"It was hard to discern who were the actors and who were the inmates," says Christopher Lloyd of his time spent filming 1975's Academy award-winning One Flew Over The Cuckoo's Nest. It's hardly surprising. As revealed in Charles Kiselyak's excellent and often very funny feature-length documentary, we learn that the filmmakers and 89 mental patients effectively lived and worked together as one while shooting in a real-life psychiatric hospital in Oregon.
Viewers may detect a trend here: Merry Prankster Ken Kesey's source novel had been written on the night shift in the ward of a Californian mental institution, while the author was high on Peyote, as a diatribe against what he coined "Bull**** consciousness" - the patients' mental state, he believed, was a natural reaction to the soul-sapping insanity of corporate America and "institutionalised evil". As Kesey, who clearly identified with his Goliath-baiting protagonist RP McMurphy, says, "Not only was I writing about these guys with twisted consciousness - but I had joined their ranks." Years later, following a Kirk Douglas-starring stage adaptation and numerous knock-backs from queasy Hollywood execs, director Milos Forman would apply the same Dunkirk spirit to his movie, aided no end by a remarkably progressive administrator, Dr Dean Brooks, whose residential psychiatric hospital provided a location for cast and crew, and who insists the film-making process was a useful aid to his patients' rehabilitation.

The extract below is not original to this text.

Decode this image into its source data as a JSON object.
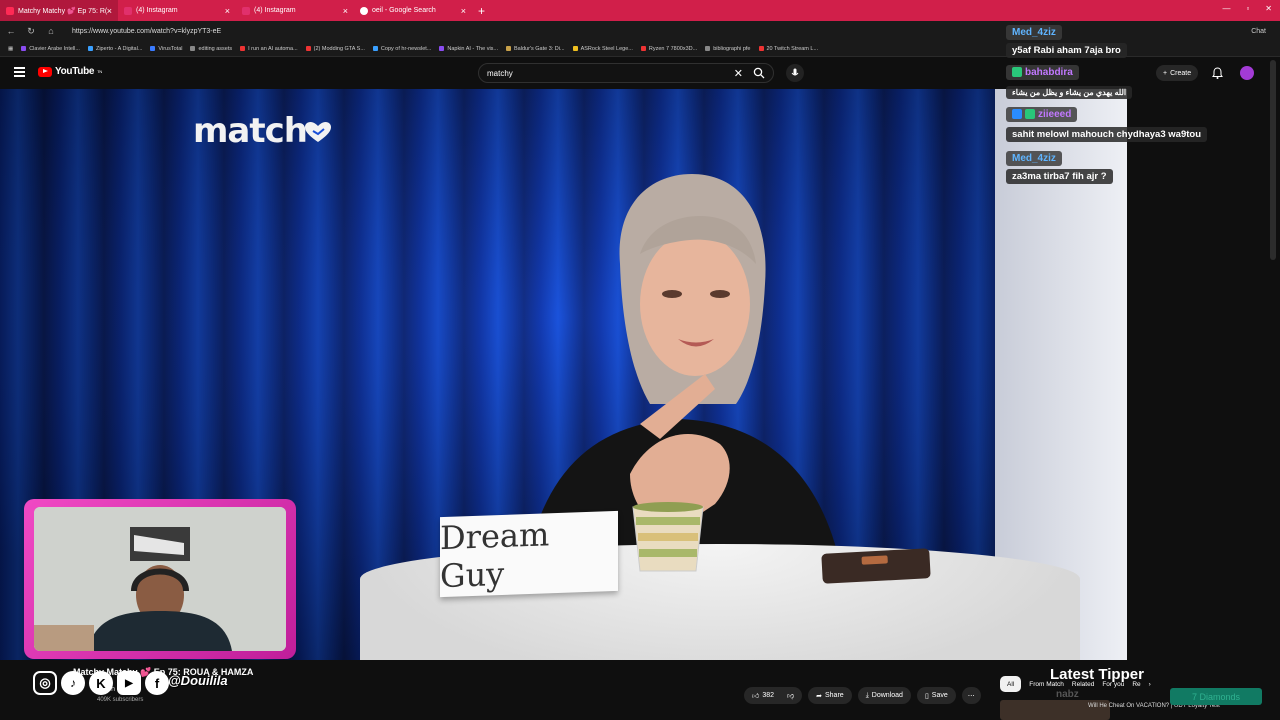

And it's here that the real meat - and real heroes - of Kiselyak's film begin to emerge. If leading man Jack Nicholson (absent here) described McMurphy as "a cross between Hamlet and Jesus Christ" in his Oscar acceptance speech, the people behind the cameras, including producer Michael Douglas and screenwriter Bo Goldman, reveal themselves to be no less unusual. All of which makes for a warm, and most moving hour-and-a-half.